INSERT INTO public.my_hyper 
SELECT DISTINCT ROUND(random() * 1000), a1.col1, RANDOM() * 10 FROM generate_series('2022-06-01'::TIMESTAMP, '2022-09-30', INTERVAL '12 hours') AS a1(col1);

CREATE MATERIALIZED VIEW my_hyper_cagg
WITH (timescaledb.continuous) AS
SELECT
	time_bucket('1 day', ts) AS bucket,
	SUM(val1) AS val1
FROM
	public.my_hyper
GROUP BY 1;

INSERT INTO public.my_hyper VALUES
	(2000, TO_TIMESTAMP('2022-06-05', 'yyyy-mm-dd'), RANDOM() * 10),
	(2001, TO_TIMESTAMP('2022-09-05', 'yyyy-mm-dd'), RANDOM() * 10);

SELECT
	hypertable_id,
	"_timescaledb_internal".to_timestamp(lowest_modified_value),
	"_timescaledb_internal".to_timestamp(greatest_modified_value),
	"_timescaledb_internal".to_timestamp(greatest_modified_value) - _timescaledb_internal.to_timestamp(lowest_modified_value)
FROM "_timescaledb_catalog".continuous_aggs_hypertable_invalidation_log
WHERE hypertable_id = (SELECT raw_hypertable_id FROM "_timescaledb_catalog".continuous_agg WHERE user_view_name = 'my_hyper_cagg')
ORDER BY lowest_modified_value;

tsdb_invalidation_log

TimescaleDB version affected
2.8.1

PostgreSQL version used
PostgreSQL 12.8
PostgreSQL 12.8 on x86_64-pc-linux-gnu, compiled by gcc (GCC) 4.8.5 20150623 (Red Hat 4.8.5-44), 64-bit

noctarius · November 2, 2022, 8:24am

I guess what you’re looking for would be only refreshing the two actual modified days, right?
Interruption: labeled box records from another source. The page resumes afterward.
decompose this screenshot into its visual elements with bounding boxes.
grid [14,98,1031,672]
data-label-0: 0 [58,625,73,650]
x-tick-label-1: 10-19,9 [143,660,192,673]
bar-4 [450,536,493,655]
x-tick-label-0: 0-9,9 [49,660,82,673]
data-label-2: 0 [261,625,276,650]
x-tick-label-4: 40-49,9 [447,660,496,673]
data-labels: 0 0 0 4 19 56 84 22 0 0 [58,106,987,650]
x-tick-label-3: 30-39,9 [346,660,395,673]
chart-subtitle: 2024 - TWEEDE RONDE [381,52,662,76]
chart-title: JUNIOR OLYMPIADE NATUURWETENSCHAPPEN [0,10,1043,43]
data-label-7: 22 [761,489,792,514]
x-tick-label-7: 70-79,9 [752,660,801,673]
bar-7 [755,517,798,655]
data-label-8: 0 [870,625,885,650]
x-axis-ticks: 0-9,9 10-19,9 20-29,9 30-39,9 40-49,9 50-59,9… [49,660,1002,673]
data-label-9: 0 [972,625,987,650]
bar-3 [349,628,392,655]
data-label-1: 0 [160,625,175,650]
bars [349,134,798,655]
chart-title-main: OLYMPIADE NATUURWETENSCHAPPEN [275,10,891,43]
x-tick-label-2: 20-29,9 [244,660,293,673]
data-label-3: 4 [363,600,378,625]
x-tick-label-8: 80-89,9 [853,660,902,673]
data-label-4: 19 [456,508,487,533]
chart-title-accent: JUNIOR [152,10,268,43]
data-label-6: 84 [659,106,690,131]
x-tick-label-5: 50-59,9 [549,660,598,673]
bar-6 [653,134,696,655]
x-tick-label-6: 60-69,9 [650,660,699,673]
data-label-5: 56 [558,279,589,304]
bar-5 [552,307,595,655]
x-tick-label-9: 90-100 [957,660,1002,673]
That would require a lot more management overhead (with multiple rows per hypertable). Could you create a feature request on github. I totally see how that’d be valuable (especially with large refresh periods as in the case presented) but it needs to be prioritized.

LuxCore · November 2, 2022, 12:15pm

Right. If the dates that are not next to each other for the changed data are written separately into “_timescaledb_catalog”.continuous_aggs_hypertable_invalidation_log (for blocks with an interval of 1 day), and not with a period from the minimum date to the maximum, then the recalculation will be faster, because there will be no recalculation of blocks that do not contain unchanged data. In this case also dates will be written correctly next to the “_timescaledb_catalog”.continuous_aggs_materialization_invalidation_log.

This situation is due to the fact that data gets into the hypertable by replication and, therefore, the periods do not correspond to reality.

Thank for reply. I will create feature-request on github soon.

alexsunny123 · November 3, 2022, 9:16am

thanks for the awesome information.